Após Coimbra, tivemos o lançamento da excelente revista Glosas4 em Lisboa. Tive o grato prazer de conhecer figura emblemática na composição e no pensar em Portugal, António Victorino de Almeida. Conversamos sobre a música de nossos dias. Ao regressar à minha cidade-bairro, Brooklin-Campo Belo, escreverei sobre os temas tratados em Glosas4, que publicou igualmente um artigo meu sobre o original para piano dessa obra prima que é Canto de Amor e de Morte, de Lopes-Graça. Os jovens editores de Glosas têm profundo respeito pelo conjunto repertorial português do passado ao presente. Dias após, 8 e 9 de Novembro, houve na Academia de Amadores de Música, o Templo de Lopes-Graça e meu lar musical em Lisboa, conferência e recital, respectivamente. Focalizei o espírito de síntese existente em obras de Francisco de Lacerda e Fernando Lopes-Graça, mormente em obras destinadas ao universo lúdico. Neste, ambos recorrem tantas vezes ao cancioneiro português ou à temática de cariz popular, e uma identificação de propósitos se faz presente em autores distanciados no tempo. Victorino de Almeida esteve presente e ofereceu-me um conjunto de suas obras.
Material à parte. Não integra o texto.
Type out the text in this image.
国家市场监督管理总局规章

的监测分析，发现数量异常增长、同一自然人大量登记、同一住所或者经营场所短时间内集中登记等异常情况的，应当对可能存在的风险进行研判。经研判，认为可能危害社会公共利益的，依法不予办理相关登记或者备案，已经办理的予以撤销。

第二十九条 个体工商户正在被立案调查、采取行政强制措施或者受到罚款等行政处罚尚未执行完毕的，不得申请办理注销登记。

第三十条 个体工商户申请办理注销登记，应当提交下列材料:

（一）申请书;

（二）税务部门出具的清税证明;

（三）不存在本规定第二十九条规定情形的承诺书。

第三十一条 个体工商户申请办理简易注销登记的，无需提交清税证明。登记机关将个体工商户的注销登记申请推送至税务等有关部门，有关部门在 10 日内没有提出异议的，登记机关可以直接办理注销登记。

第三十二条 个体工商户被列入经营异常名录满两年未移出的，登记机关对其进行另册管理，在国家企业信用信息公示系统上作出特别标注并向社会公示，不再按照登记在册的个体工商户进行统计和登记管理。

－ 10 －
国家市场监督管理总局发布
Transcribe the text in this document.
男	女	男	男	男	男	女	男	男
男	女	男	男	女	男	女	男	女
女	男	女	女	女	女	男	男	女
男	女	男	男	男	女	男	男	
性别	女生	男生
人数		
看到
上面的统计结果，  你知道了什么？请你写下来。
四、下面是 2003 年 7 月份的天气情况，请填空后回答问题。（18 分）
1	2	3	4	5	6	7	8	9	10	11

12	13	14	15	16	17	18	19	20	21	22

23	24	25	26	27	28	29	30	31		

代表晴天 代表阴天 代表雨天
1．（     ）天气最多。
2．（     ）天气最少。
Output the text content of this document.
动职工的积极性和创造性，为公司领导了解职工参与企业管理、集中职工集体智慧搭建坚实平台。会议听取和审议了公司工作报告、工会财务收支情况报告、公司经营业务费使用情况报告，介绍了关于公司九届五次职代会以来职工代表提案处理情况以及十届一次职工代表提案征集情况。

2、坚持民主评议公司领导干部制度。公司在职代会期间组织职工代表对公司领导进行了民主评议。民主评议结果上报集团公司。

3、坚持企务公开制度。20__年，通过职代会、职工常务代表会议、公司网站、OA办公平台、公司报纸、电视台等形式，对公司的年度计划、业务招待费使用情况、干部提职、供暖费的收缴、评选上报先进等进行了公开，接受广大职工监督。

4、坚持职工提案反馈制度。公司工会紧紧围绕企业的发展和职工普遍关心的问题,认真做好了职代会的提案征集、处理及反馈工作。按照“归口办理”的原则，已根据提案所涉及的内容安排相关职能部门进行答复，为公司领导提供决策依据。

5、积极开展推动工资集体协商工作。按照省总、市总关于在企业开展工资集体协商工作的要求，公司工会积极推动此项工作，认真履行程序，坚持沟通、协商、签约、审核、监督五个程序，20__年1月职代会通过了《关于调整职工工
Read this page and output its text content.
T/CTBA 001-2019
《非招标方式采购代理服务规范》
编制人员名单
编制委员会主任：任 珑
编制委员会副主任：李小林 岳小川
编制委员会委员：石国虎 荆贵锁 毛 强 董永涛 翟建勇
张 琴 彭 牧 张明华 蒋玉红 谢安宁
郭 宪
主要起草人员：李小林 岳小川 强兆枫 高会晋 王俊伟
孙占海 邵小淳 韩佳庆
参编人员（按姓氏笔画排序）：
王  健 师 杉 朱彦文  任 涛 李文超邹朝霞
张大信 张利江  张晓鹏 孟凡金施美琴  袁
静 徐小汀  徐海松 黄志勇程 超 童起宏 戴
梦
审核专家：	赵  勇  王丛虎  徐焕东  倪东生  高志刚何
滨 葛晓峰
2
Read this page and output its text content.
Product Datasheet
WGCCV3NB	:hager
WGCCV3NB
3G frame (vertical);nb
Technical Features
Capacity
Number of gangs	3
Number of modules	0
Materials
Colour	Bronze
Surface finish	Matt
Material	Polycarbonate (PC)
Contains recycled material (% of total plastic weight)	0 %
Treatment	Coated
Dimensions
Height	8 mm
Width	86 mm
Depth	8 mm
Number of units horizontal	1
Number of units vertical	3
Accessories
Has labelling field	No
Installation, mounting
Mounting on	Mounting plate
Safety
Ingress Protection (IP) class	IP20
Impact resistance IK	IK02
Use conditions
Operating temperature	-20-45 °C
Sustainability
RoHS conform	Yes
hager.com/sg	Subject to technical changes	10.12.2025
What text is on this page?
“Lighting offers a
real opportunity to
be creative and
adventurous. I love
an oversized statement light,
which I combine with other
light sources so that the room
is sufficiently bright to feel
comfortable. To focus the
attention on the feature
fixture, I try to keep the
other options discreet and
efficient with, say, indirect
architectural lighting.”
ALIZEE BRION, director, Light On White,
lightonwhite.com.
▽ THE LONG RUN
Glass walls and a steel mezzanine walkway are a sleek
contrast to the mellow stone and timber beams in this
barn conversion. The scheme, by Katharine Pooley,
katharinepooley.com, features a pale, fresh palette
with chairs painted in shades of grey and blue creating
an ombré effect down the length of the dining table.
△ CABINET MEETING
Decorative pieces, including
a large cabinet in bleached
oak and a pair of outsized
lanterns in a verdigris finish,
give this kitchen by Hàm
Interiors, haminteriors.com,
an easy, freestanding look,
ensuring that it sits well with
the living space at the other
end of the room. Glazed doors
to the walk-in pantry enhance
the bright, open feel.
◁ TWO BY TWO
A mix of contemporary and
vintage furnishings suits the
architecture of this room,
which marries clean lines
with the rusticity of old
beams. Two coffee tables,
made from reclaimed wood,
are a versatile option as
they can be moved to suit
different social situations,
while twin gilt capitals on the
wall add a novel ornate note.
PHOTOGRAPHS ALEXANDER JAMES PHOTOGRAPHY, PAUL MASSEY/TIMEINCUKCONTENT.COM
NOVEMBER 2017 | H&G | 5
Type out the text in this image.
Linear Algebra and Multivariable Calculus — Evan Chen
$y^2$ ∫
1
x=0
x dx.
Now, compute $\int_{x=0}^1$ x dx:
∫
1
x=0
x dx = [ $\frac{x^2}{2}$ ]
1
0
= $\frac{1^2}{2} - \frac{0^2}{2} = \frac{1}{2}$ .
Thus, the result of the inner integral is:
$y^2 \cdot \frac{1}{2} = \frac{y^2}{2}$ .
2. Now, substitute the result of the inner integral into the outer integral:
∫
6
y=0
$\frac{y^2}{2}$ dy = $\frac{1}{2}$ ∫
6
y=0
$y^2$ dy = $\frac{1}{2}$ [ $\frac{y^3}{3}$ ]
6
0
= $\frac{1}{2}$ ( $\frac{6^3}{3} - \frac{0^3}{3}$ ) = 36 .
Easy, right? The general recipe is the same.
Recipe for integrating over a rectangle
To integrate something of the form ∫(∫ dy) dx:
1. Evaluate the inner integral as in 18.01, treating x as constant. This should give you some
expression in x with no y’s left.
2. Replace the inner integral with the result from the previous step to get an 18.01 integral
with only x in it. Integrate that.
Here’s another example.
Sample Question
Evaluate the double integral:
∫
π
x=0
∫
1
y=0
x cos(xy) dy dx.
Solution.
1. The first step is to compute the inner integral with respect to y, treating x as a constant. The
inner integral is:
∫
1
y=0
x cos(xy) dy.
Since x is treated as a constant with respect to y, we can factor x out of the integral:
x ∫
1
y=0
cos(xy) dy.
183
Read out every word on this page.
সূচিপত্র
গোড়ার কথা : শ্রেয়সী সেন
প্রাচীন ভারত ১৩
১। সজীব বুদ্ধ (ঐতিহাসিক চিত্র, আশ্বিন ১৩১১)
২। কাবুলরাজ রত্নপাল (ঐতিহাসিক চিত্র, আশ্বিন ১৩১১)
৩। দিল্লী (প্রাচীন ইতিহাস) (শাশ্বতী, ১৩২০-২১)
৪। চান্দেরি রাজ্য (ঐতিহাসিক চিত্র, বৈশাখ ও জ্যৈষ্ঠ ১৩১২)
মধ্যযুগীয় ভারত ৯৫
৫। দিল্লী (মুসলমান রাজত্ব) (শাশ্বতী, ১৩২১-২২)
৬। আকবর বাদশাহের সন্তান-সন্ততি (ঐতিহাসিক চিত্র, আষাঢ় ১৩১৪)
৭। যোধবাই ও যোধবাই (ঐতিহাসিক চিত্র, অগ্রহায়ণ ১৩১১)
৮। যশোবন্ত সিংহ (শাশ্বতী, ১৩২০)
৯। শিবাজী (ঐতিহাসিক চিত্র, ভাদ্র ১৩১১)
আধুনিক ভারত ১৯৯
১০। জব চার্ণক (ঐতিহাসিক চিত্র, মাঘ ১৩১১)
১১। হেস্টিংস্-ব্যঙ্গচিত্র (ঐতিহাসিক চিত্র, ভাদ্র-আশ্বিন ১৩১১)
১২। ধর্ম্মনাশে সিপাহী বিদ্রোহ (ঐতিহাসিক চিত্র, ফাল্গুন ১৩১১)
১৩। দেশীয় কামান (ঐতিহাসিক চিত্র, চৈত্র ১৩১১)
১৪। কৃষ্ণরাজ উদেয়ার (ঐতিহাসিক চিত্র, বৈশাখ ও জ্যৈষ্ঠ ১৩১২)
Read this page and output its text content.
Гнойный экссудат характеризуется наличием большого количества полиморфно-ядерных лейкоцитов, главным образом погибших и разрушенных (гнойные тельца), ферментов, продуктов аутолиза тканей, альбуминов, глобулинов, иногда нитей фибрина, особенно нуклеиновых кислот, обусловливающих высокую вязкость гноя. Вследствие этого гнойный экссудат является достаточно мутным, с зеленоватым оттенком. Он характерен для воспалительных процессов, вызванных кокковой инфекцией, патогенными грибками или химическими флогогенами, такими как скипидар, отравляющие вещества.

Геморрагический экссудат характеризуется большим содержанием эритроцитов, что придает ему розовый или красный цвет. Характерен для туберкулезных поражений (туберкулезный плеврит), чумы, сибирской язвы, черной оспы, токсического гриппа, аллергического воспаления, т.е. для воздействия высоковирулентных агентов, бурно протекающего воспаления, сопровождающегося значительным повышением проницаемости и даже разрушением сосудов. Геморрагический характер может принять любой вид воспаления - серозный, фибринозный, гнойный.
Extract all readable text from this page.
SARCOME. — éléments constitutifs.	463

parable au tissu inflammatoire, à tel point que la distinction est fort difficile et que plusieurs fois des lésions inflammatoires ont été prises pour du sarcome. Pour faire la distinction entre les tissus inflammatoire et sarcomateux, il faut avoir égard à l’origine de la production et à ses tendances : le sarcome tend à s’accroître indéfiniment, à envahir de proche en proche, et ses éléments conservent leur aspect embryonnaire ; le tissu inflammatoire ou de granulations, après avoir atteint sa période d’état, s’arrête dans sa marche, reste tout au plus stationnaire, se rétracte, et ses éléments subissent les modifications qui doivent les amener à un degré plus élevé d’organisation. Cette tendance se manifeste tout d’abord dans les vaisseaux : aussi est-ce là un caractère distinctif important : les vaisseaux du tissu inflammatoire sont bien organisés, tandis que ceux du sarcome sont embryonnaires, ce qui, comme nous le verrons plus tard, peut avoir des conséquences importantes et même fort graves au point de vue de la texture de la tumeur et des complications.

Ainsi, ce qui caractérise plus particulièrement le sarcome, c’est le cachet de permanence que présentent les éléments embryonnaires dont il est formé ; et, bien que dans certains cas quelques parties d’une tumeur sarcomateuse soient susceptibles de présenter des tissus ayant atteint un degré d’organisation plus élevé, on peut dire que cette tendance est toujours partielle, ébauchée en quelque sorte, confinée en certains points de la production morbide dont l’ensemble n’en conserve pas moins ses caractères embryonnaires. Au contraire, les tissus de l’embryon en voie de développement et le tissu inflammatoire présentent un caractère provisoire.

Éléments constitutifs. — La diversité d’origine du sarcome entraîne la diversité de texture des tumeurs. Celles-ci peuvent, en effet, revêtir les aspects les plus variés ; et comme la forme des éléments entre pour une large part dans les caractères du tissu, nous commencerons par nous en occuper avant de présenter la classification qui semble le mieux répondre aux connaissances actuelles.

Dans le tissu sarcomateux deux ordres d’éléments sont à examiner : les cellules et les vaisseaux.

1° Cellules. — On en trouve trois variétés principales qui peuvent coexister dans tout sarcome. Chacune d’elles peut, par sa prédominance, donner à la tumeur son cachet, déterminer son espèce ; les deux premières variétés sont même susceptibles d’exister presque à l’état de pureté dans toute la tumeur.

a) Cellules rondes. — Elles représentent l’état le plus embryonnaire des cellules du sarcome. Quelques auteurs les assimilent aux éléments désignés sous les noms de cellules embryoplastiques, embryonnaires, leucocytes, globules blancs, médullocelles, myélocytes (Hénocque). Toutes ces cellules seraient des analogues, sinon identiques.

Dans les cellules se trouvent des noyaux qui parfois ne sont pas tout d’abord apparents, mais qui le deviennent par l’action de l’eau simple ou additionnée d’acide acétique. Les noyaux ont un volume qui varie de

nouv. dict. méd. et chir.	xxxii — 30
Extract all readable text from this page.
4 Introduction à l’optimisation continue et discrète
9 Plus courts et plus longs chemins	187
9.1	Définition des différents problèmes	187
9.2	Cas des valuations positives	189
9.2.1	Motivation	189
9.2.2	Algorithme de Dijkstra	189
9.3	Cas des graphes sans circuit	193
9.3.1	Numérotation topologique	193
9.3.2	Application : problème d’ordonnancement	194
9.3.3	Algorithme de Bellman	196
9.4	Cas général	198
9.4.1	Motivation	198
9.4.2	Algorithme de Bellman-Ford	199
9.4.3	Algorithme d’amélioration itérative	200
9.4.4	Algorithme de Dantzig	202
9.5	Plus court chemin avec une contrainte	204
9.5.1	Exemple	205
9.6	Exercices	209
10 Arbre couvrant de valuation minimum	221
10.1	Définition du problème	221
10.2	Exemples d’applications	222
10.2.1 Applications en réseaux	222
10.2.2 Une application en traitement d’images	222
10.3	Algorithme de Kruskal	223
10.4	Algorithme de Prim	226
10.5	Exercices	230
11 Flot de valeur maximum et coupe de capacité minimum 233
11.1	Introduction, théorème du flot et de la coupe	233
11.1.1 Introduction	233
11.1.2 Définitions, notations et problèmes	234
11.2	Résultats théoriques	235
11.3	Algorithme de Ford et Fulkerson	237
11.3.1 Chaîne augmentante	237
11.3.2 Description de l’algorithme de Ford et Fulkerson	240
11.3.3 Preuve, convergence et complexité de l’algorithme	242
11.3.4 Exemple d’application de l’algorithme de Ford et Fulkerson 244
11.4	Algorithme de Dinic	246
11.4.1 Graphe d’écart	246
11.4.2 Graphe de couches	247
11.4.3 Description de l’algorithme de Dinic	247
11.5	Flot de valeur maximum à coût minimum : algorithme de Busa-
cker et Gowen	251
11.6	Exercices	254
O programa do recital, com obras de Francisco de Lacerda, Eurico Carrapatoso e François Servenière, tem tido aceitação acima do usual. Se Lacerda não é ventilado à altura por desconhecimento — ou mesmo descaso — de tantos, apesar de obras excelsas e acolhidas calorosamente pelos ouvintes, Carrapatoso e Servenière, em criações recentes, recebem também generosa atenção. Importa considerar que o público está ávido para receber o passado obliterado por mentes ou o presente, que também tem de ser apresentado amorosamente. Estudar o novo deveria sempre, sine qua non, estar sob a égide da interpretação a mais fidedigna. Trabalhar a obra contemporânea com o desiderato único de mostrá-la ao público com a mesma emoção das composições sedimentadas. Tenho restrições ao fato de tantas criações hodiernas serem apresentadas como uma incumbência, quase que uma concessão do intérprete. Essa atitude fragiliza a comparação com o repertório tradicional, impõe-lhe o rótulo do capitis diminutio, pois não há envolvimento. Entendo que, mesmo se breve, há necessidade de um tempo de decantação, que restituirá à criação contemporânea as intenções propostas no ato de compor pelo autor.
No dia 10 pela manhã, o encontro com Paulo Guerra, da RTP – Antena 2, evidenciou a experiência do consagrado entrevistador na condução das perguntas. Entremeando faixas de meu CD, constante do livro publicado pela Universidade de Coimbra, Paulo Guerra não deixou de me “provocar” quanto a essa dedicação à música portuguesa, que data de 1954. Nunca é demais salientar o descaso de alguns pelo repertório musical de Portugal e louvar aqueles que, heroicamente, lutam para a sua ascensão definitiva nos programas de concertos em terras lusíadas. Quando as sociedades de concerto “oferecem” ao público mínima parcela desse repertório, fazem-no por motivos não decididamente claros. Quanto aos pianistas, ainda há fundamental produção portuguesa que continua ignota. Até quando? O mesmo não ocorre no Brasil com a criação qualitativa submersa? A entrevista na Antena2 teve grande repercussão em todo o território português. Em Évora (11) e Lagos (13), após os recitais, ouvintes atentos externaram suas opiniões.
Dessas apresentações escreverei no próximo post, assim como das outras que se seguirão.